Après l'émotion immédiate causée par la lecture du texte, une des raisons qui m'ont poussé à choisir de la monter est la possibilité qu'elle offre de ne travailler qu'avec des actrices ; une donnée assez stimulante pour moi qui ai plutôt l'habitude de donner la part belle aux garçons dans mes spectacles. Mais, cette anecdote personnelle mise à part, je n'ai pas l'impression que la pièce soit tellement "féminine". J'ai plutôt le sentiment qu'il s'agit d'un univers masculin raconté par des femmes. Elles ne racontent pas tant leur histoire que celle de trois autres -des hommes - dont elles sont les témoins ou les victimes. L'image qui me vient quand je pense au statut des femmes dans ce texte est celle des narratrices, très belles, très maquillées, du film de Pasolini Salo ou les 120 jours de Sodome. De toute façon, le théâtre raconte le plus souvent des histoires d'hommes ; à commencer par Shakespeare...

Si l'on cherche à résumer la pièce, on obtient une impression presque morbide ; et pourtant, il y a dans l'écriture de Lagarce quelque chose de l'ordre de la distance, de l'ironie...

Cet univers me fait penser à celui d'une pièce de Maeterlinck, La Mort de Tintagiles, également uniquement avec des femmes, et pourtant, cent ans plus tard, la mélancolie et la noirceur ne sont pas les mêmes. Quelle forme choisir pour le spectacle : un oratorio ? Une cantate ? Ou au contraire, quelque chose qui casse totalement les codes du tragique? Aujourd'hui, avant de commencer les répétitions, je ne sais pas encore... Mais j'ai la certitude que la pièce n'est pas déprimante. Je suis bien trop joyeux dans la vie pour être tenté par un texte déprimant. La violence de ces femmes à l'égard du frère presque mort est porteuse de vie. Ce texte est noir mais il est le contraire de la complaisance. Le refus absolu de la complaisance me touche beaucoup chez cet auteur. Quant à l'ironie, je ne sais pas... Elle est présente mais on trouve aussi un vrai premier degré. Les personnages disent ce qu'ils ont à dire et rien de plus. Lagarce sait aller à l'essentiel et c'est un phénomène très rare dans le théâtre français ce "ni trop, ni trop peu" ; même Koltès à tendance à dire trop...

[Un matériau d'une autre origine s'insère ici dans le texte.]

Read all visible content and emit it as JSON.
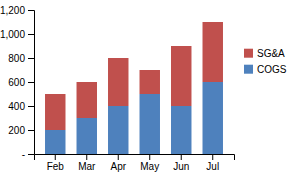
{
  "chart_data": {
    "type": "bar",
    "stacked": true,
    "categories": [
      "Feb",
      "Mar",
      "Apr",
      "May",
      "Jun",
      "Jul"
    ],
    "series": [
      {
        "name": "COGS",
        "color": "#4e81bd",
        "values": [
          200,
          300,
          400,
          500,
          400,
          600
        ]
      },
      {
        "name": "SG&A",
        "color": "#c0504d",
        "values": [
          300,
          300,
          400,
          200,
          500,
          500
        ]
      }
    ],
    "ylim": [
      0,
      1200
    ],
    "yticks": [
      {
        "value": 0,
        "label": "-"
      },
      200,
      400,
      600,
      800,
      {
        "value": 1000,
        "label": "1,000"
      },
      {
        "value": 1200,
        "label": "1,200"
      }
    ],
    "grid": false,
    "legend": "right"
  }
}
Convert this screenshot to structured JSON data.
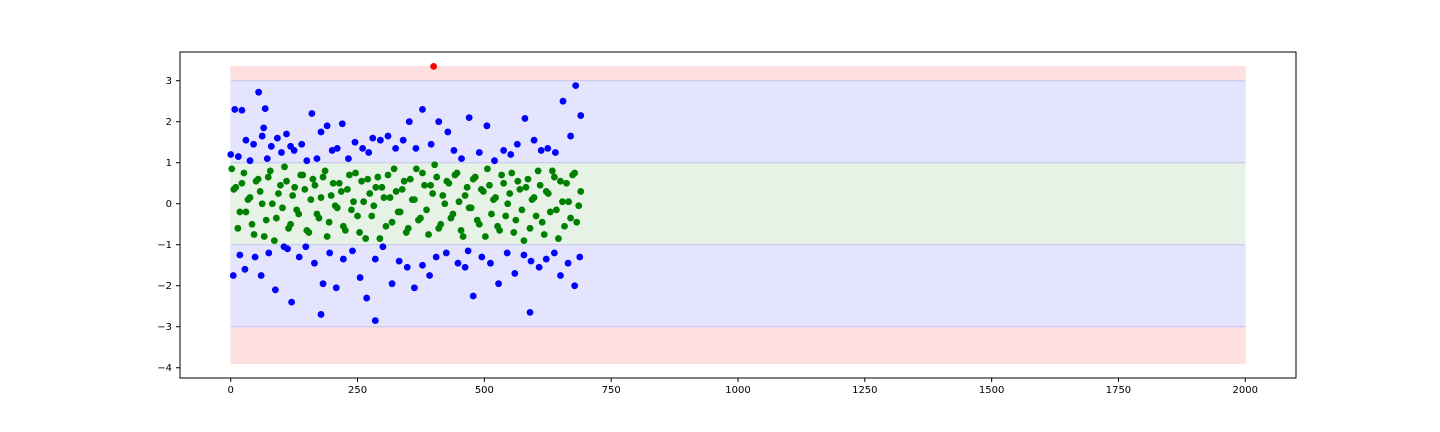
{
  "chart_data": {
    "type": "scatter",
    "title": "",
    "xlabel": "",
    "ylabel": "",
    "xlim": [
      -100,
      2100
    ],
    "ylim": [
      -4.25,
      3.7
    ],
    "xticks": [
      0,
      250,
      500,
      750,
      1000,
      1250,
      1500,
      1750,
      2000
    ],
    "xtick_labels": [
      "0",
      "250",
      "500",
      "750",
      "1000",
      "1250",
      "1500",
      "1750",
      "2000"
    ],
    "yticks": [
      3,
      2,
      1,
      0,
      -1,
      -2,
      -3,
      -4
    ],
    "ytick_labels": [
      "3",
      "2",
      "1",
      "0",
      "−1",
      "−2",
      "−3",
      "−4"
    ],
    "grid": false,
    "bands": [
      {
        "name": "",
        "x": [
          0,
          2000
        ],
        "y": [
          3.0,
          3.35
        ],
        "color": "#ffe0e0"
      },
      {
        "name": "",
        "x": [
          0,
          2000
        ],
        "y": [
          -3.9,
          -3.0
        ],
        "color": "#ffe0e0"
      },
      {
        "name": "",
        "x": [
          0,
          2000
        ],
        "y": [
          1.0,
          3.0
        ],
        "color": "#e4e4ff"
      },
      {
        "name": "",
        "x": [
          0,
          2000
        ],
        "y": [
          -3.0,
          -1.0
        ],
        "color": "#e4e4ff"
      },
      {
        "name": "",
        "x": [
          0,
          2000
        ],
        "y": [
          -1.0,
          1.0
        ],
        "color": "#e5f2e5"
      }
    ],
    "series": [
      {
        "color": "#0000ff",
        "x": [
          0,
          8,
          15,
          22,
          30,
          38,
          45,
          55,
          62,
          68,
          72,
          80,
          92,
          100,
          110,
          118,
          125,
          140,
          150,
          160,
          170,
          178,
          190,
          200,
          210,
          220,
          232,
          245,
          260,
          272,
          280,
          295,
          310,
          325,
          340,
          352,
          365,
          378,
          395,
          410,
          428,
          440,
          455,
          470,
          490,
          505,
          520,
          538,
          552,
          565,
          580,
          598,
          612,
          625,
          640,
          655,
          670,
          680,
          690,
          5,
          18,
          28,
          48,
          60,
          75,
          88,
          105,
          120,
          135,
          148,
          165,
          182,
          195,
          208,
          222,
          240,
          255,
          268,
          285,
          300,
          318,
          332,
          348,
          362,
          378,
          392,
          405,
          425,
          448,
          462,
          478,
          495,
          512,
          528,
          545,
          560,
          578,
          592,
          608,
          622,
          638,
          650,
          665,
          678,
          688,
          65,
          178,
          112,
          285,
          590,
          468
        ],
        "y": [
          1.2,
          2.3,
          1.15,
          2.28,
          1.55,
          1.05,
          1.45,
          2.72,
          1.65,
          2.32,
          1.1,
          1.4,
          1.6,
          1.25,
          1.7,
          1.4,
          1.3,
          1.45,
          1.05,
          2.2,
          1.1,
          1.75,
          1.9,
          1.3,
          1.35,
          1.95,
          1.1,
          1.5,
          1.35,
          1.25,
          1.6,
          1.55,
          1.65,
          1.35,
          1.55,
          2.0,
          1.35,
          2.3,
          1.45,
          2.0,
          1.75,
          1.3,
          1.1,
          2.1,
          1.25,
          1.9,
          1.05,
          1.3,
          1.2,
          1.45,
          2.08,
          1.55,
          1.3,
          1.35,
          1.25,
          2.5,
          1.65,
          2.88,
          2.15,
          -1.75,
          -1.25,
          -1.6,
          -1.3,
          -1.75,
          -1.2,
          -2.1,
          -1.05,
          -2.4,
          -1.3,
          -1.05,
          -1.45,
          -1.95,
          -1.2,
          -2.05,
          -1.35,
          -1.15,
          -1.8,
          -2.3,
          -1.35,
          -1.05,
          -1.95,
          -1.4,
          -1.55,
          -2.05,
          -1.5,
          -1.75,
          -1.3,
          -1.2,
          -1.45,
          -1.55,
          -2.25,
          -1.3,
          -1.45,
          -1.95,
          -1.2,
          -1.7,
          -1.25,
          -1.4,
          -1.55,
          -1.35,
          -1.2,
          -1.75,
          -1.45,
          -2.0,
          -1.3,
          1.85,
          -2.7,
          -1.1,
          -2.85,
          -2.65,
          -1.15
        ]
      },
      {
        "color": "#008000",
        "x": [
          2,
          10,
          18,
          26,
          34,
          42,
          50,
          58,
          66,
          74,
          82,
          90,
          98,
          106,
          114,
          122,
          130,
          138,
          146,
          154,
          162,
          170,
          178,
          186,
          194,
          202,
          210,
          218,
          226,
          234,
          242,
          250,
          258,
          266,
          274,
          282,
          290,
          298,
          306,
          314,
          322,
          330,
          338,
          346,
          354,
          362,
          370,
          378,
          386,
          394,
          402,
          410,
          418,
          426,
          434,
          442,
          450,
          458,
          466,
          474,
          482,
          490,
          498,
          506,
          514,
          522,
          530,
          538,
          546,
          554,
          562,
          570,
          578,
          586,
          594,
          602,
          610,
          618,
          626,
          634,
          642,
          650,
          658,
          666,
          674,
          682,
          690,
          6,
          14,
          22,
          30,
          38,
          46,
          54,
          62,
          70,
          78,
          86,
          94,
          102,
          110,
          118,
          126,
          134,
          142,
          150,
          158,
          166,
          174,
          182,
          190,
          198,
          206,
          214,
          222,
          230,
          238,
          246,
          254,
          262,
          270,
          278,
          286,
          294,
          302,
          310,
          318,
          326,
          334,
          342,
          350,
          358,
          366,
          374,
          382,
          390,
          398,
          406,
          414,
          422,
          430,
          438,
          446,
          454,
          462,
          470,
          478,
          486,
          494,
          502,
          510,
          518,
          526,
          534,
          542,
          550,
          558,
          566,
          574,
          582,
          590,
          598,
          606,
          614,
          622,
          630,
          638,
          646,
          654,
          662,
          670,
          678,
          686
        ],
        "y": [
          0.85,
          0.4,
          -0.2,
          0.75,
          0.1,
          -0.5,
          0.55,
          0.3,
          -0.8,
          0.65,
          0.0,
          -0.35,
          0.45,
          0.9,
          -0.6,
          0.2,
          -0.15,
          0.7,
          0.35,
          -0.7,
          0.6,
          -0.25,
          0.15,
          0.8,
          -0.45,
          0.5,
          -0.1,
          0.3,
          -0.65,
          0.7,
          0.05,
          -0.3,
          0.55,
          -0.85,
          0.25,
          -0.05,
          0.65,
          0.4,
          -0.55,
          0.15,
          0.85,
          -0.2,
          0.35,
          -0.7,
          0.6,
          0.1,
          -0.4,
          0.75,
          -0.15,
          0.45,
          0.95,
          -0.6,
          0.2,
          0.55,
          -0.35,
          0.7,
          0.05,
          -0.8,
          0.4,
          -0.1,
          0.65,
          -0.5,
          0.3,
          0.85,
          -0.25,
          0.15,
          -0.65,
          0.5,
          0.0,
          0.75,
          -0.4,
          0.35,
          -0.9,
          0.6,
          0.1,
          -0.3,
          0.45,
          -0.75,
          0.25,
          0.8,
          -0.15,
          0.55,
          -0.55,
          0.05,
          0.7,
          -0.45,
          0.3,
          0.35,
          -0.6,
          0.5,
          -0.2,
          0.15,
          -0.75,
          0.6,
          0.0,
          -0.4,
          0.8,
          -0.9,
          0.25,
          -0.1,
          0.55,
          -0.5,
          0.4,
          -0.25,
          0.7,
          -0.65,
          0.1,
          0.45,
          -0.35,
          0.65,
          -0.8,
          0.2,
          -0.05,
          0.5,
          -0.55,
          0.35,
          -0.15,
          0.75,
          -0.7,
          0.05,
          0.6,
          -0.3,
          0.4,
          -0.85,
          0.15,
          0.7,
          -0.45,
          0.3,
          -0.2,
          0.55,
          -0.6,
          0.1,
          0.85,
          -0.35,
          0.45,
          -0.75,
          0.25,
          0.65,
          -0.5,
          0.0,
          0.5,
          -0.25,
          0.75,
          -0.65,
          0.2,
          -0.1,
          0.6,
          -0.4,
          0.35,
          -0.8,
          0.45,
          0.1,
          -0.55,
          0.7,
          -0.3,
          0.25,
          -0.7,
          0.55,
          -0.15,
          0.4,
          -0.6,
          0.15,
          0.8,
          -0.45,
          0.3,
          -0.2,
          0.65,
          -0.85,
          0.05,
          0.5,
          -0.35,
          0.75,
          -0.05
        ]
      },
      {
        "color": "#ff0000",
        "x": [
          400
        ],
        "y": [
          3.35
        ]
      }
    ]
  }
}
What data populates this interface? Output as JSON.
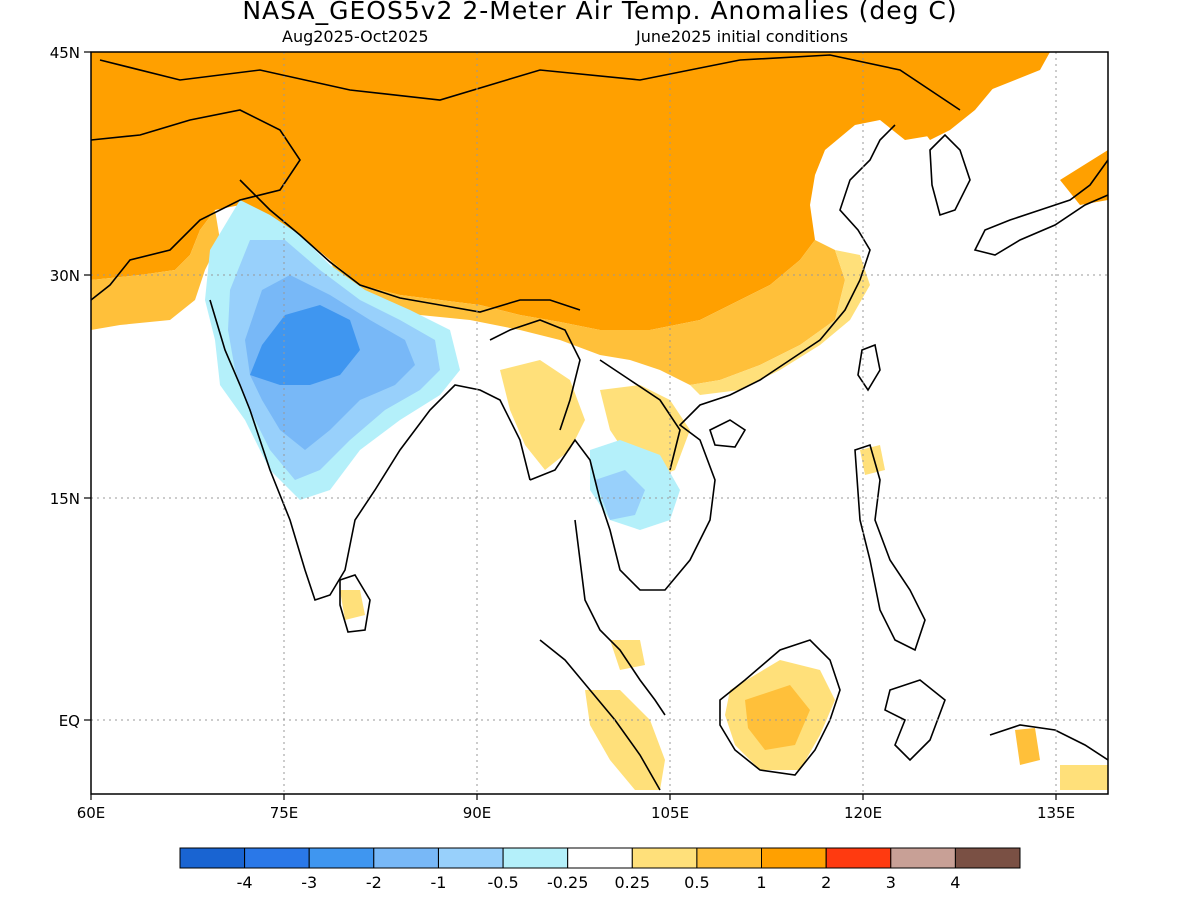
{
  "title": "NASA_GEOS5v2 2-Meter Air Temp. Anomalies (deg C)",
  "subtitle_left": "Aug2025-Oct2025",
  "subtitle_right": "June2025 initial conditions",
  "lat_labels": [
    "45N",
    "30N",
    "15N",
    "EQ"
  ],
  "lon_labels": [
    "60E",
    "75E",
    "90E",
    "105E",
    "120E",
    "135E"
  ],
  "colorbar": {
    "colors": [
      "#1964d2",
      "#2a78e8",
      "#3f96f0",
      "#78b8f7",
      "#98d0fb",
      "#b4f0fa",
      "#ffffff",
      "#ffe07a",
      "#ffc03a",
      "#ffa000",
      "#ff3a10",
      "#c8a096",
      "#7a5044"
    ],
    "labels": [
      "-4",
      "-3",
      "-2",
      "-1",
      "-0.5",
      "-0.25",
      "0.25",
      "0.5",
      "1",
      "2",
      "3",
      "4"
    ]
  }
}
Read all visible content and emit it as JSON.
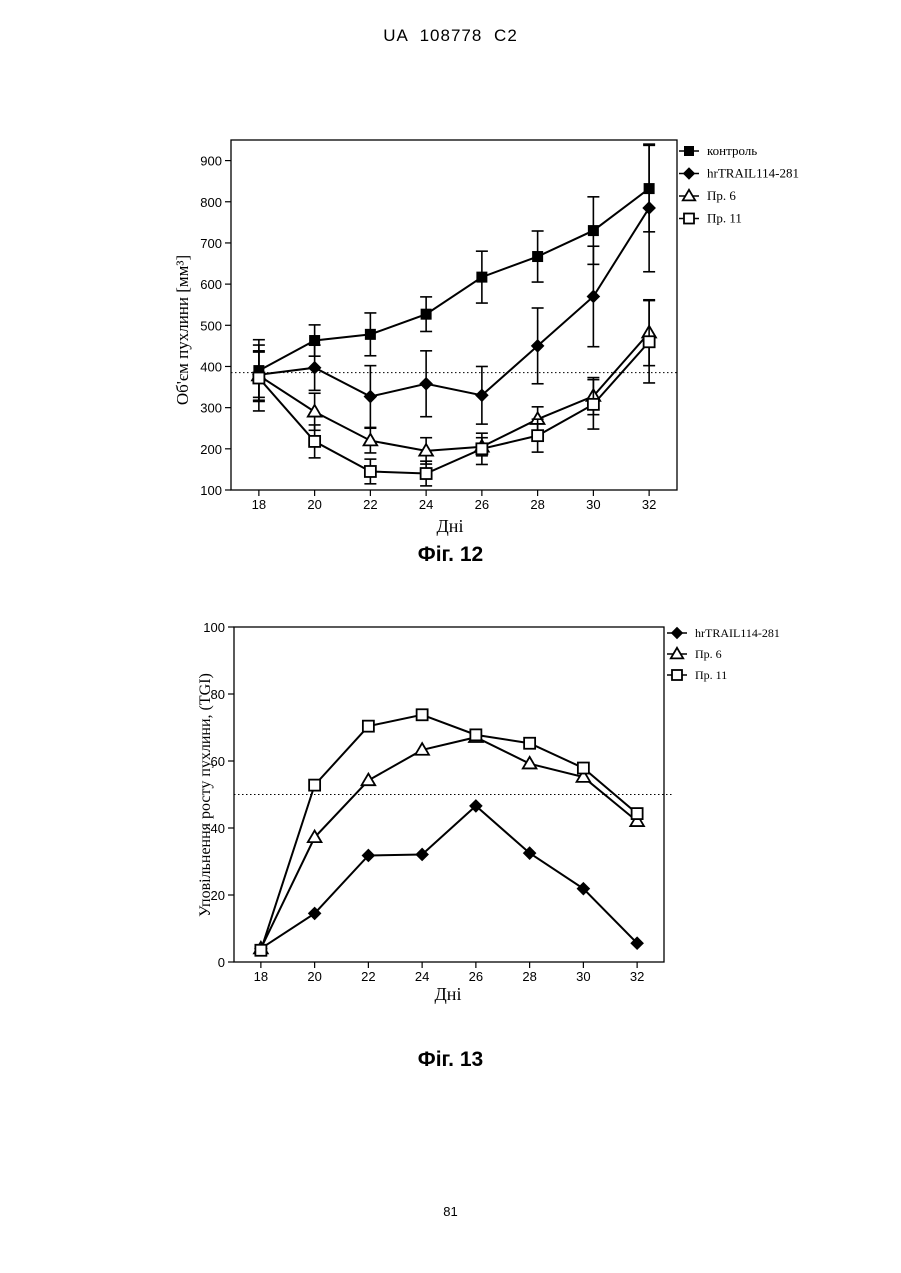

C'est amusant que vous caractérisiez son écriture en mettant en avant sa consicion car j'ai lu sous la plume de plusieurs commentateurs que son charme était d'être toujours un peu hors sujet, dans le "autour"...

Je crois que ce n'est pas contradictoire. L'essentiel chez lui se trouve dans ce "autour", qui n'a pourtant rien d'imprécis ou de flou. L'auteur procède en dessinant la ligne d'un cercle. Si elle est bien tracée, elle définit le "autour" magnifiquement. Ce n'est de toute façon pas une écriture charnelle comme le sont celles de Pasolini ou d'Heiner Müller mais du bord, à l'image de cet état dans lequel se trouvent souvent ses personnages, "le bord des larmes". Plutôt que de parler avec sa chair, Lagarce parle avec sa peau. Je ressens cela comme une délicatesse, une forme de puritanisme aussi. Son approche est plus sensuelle que sexuelle. A cet égard, les écrivains dont il a retenu extraits pour son collage Les Solitaires intempestifs sont très parlants : Proust, Pérec, Madame de La Fayette...

Si l'on regarde votre parcours, vous avez essentiellement monté, mis à part Marivaux et Shakespeare, des auteurs contemporains; est-ce un choix politique?

C'est un choix politique bien sûr mais mes goûts naturels me portent vers les auteurs contemporains. J'aime la peinture à partir de 1940, la musique à partir de 1950 ; s'interroger sur comment on créé aujourd'hui est pour moi une évidence et une nécessité. Je ne suis pas un partisan du "tout est dans tout" et je ne crois pas que Shakespeare raconte la guerre du golfe. Pour parler d'aujourd'hui, je préfère les paroles d'aujourd'hui. Je lis beaucoup le répertoire classique, je m'en nourris mais, instinctivement, je suis plus touché par les écritures contemporaines.

C'est paradoxalement quelque chose d'assez rare de voir quelqu'un de jeune s'intéresser aux auteurs contemporains ; en tant qu'acteur, vous avez été formé au Conservatoire et les jeunes acteurs ne sont généralement pas préparés à lire des écritures contemporaines...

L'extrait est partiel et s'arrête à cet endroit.